A multicultural approach to Chinese language and literature, joint conference with Peking University

A great opportunity to exchange knowledge and new ideas about Chinese language and literature, and to create a common ground for Chinese studies in Europe and Japan: the second conference organized by both Peking University (PKU) and the Department of Asian and North African Studies of Ca’ Foscari University of Venice was held on October 14-15, 2016, at the Department of Chinese Language and Literature of Peking University (commonly known in China as Beida).

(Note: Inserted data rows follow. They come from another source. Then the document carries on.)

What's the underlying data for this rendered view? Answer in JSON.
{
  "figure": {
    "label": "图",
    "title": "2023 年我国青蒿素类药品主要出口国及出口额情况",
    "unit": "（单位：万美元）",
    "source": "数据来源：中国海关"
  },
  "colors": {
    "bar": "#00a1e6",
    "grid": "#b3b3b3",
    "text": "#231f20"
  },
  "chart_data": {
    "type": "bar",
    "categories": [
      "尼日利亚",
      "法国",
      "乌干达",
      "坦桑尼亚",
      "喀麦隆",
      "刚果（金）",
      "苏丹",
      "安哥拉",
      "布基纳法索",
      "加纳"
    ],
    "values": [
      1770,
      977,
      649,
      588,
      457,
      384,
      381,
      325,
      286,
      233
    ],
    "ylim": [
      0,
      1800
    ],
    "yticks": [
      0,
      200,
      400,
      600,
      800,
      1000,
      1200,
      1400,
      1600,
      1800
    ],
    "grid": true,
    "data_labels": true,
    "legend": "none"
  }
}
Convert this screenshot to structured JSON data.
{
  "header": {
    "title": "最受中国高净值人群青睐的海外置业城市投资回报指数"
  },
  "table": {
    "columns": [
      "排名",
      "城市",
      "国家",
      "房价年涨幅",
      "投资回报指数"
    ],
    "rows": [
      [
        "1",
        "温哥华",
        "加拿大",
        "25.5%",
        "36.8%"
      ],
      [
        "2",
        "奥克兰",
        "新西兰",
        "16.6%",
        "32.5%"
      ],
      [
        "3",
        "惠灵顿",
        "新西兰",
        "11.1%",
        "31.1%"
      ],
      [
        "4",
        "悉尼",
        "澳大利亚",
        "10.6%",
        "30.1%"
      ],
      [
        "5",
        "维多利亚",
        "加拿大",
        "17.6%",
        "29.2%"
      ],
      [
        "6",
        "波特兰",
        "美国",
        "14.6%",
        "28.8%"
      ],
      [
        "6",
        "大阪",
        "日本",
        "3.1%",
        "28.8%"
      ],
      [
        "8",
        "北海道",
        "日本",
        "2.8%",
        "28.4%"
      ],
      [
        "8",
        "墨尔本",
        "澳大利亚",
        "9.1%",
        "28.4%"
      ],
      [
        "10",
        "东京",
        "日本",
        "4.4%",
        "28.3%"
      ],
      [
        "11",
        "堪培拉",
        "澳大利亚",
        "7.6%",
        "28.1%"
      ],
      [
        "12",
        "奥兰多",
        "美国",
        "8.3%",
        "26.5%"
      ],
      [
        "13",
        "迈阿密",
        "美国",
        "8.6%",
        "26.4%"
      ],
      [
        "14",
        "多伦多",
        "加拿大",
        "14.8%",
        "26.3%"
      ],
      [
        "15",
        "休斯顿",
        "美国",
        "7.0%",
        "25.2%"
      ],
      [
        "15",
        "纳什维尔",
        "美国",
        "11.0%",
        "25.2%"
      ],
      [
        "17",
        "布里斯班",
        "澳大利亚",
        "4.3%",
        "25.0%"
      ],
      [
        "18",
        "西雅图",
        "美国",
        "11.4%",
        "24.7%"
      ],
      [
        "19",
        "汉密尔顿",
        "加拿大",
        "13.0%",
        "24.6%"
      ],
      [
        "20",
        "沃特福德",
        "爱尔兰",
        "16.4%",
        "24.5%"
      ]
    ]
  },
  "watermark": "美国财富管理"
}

The conference, which was given the title Humanities, different traditions and Methodologies: Multicultural Perspectives in Chinese Language and Literature, consisted of six panel sessions, each discussing different aspects in this field of research: from literary narrative to linguistics, from translation to the interpretation of modern and contemporary Chinese literature.

The ceremony opened with a welcome from the organizers, Vice President Li Yansong (Peking University) and Vice Rector Tiziana Lippiello (Ca’ Foscari University of Venice) Prof. Chen Xiaoming, Chair of the PKU Chinese Department, prof. Zhang Hui, Vice chair of the PKU Chinese Department and the First Secretary of the Italian Embassy in Beijing, dr. Pierluigi Colapinto.
Taking part in the debate were professors from several prestigious universities in China and Europe, including Suzhou University (China), Gakuin University (Japan), Lund University (Sweden), Charles University Prague (Czech Republic), and the Italian universities La Sapienza (Rome), Statale (Milan) and Bicocca (Milan).

The first conference of this kind organized by the two institutions  was held in Venice in March 2013 and resulted in the publication of a collection of essays by Edizioni Ca’ Foscari, entitled Linking Ancient and Contemporary: Continuities and Discontinuities in Chinese Literature, which is currently available as an open access ebook.
The volume reflects the desire to compare and combine different approaches to Chinese literature and to show how, throughout the ages, traditional intellectual and literary values have been repeatedly criticized and rejected, yet have resurfaced and been reinterpreted in many different ways.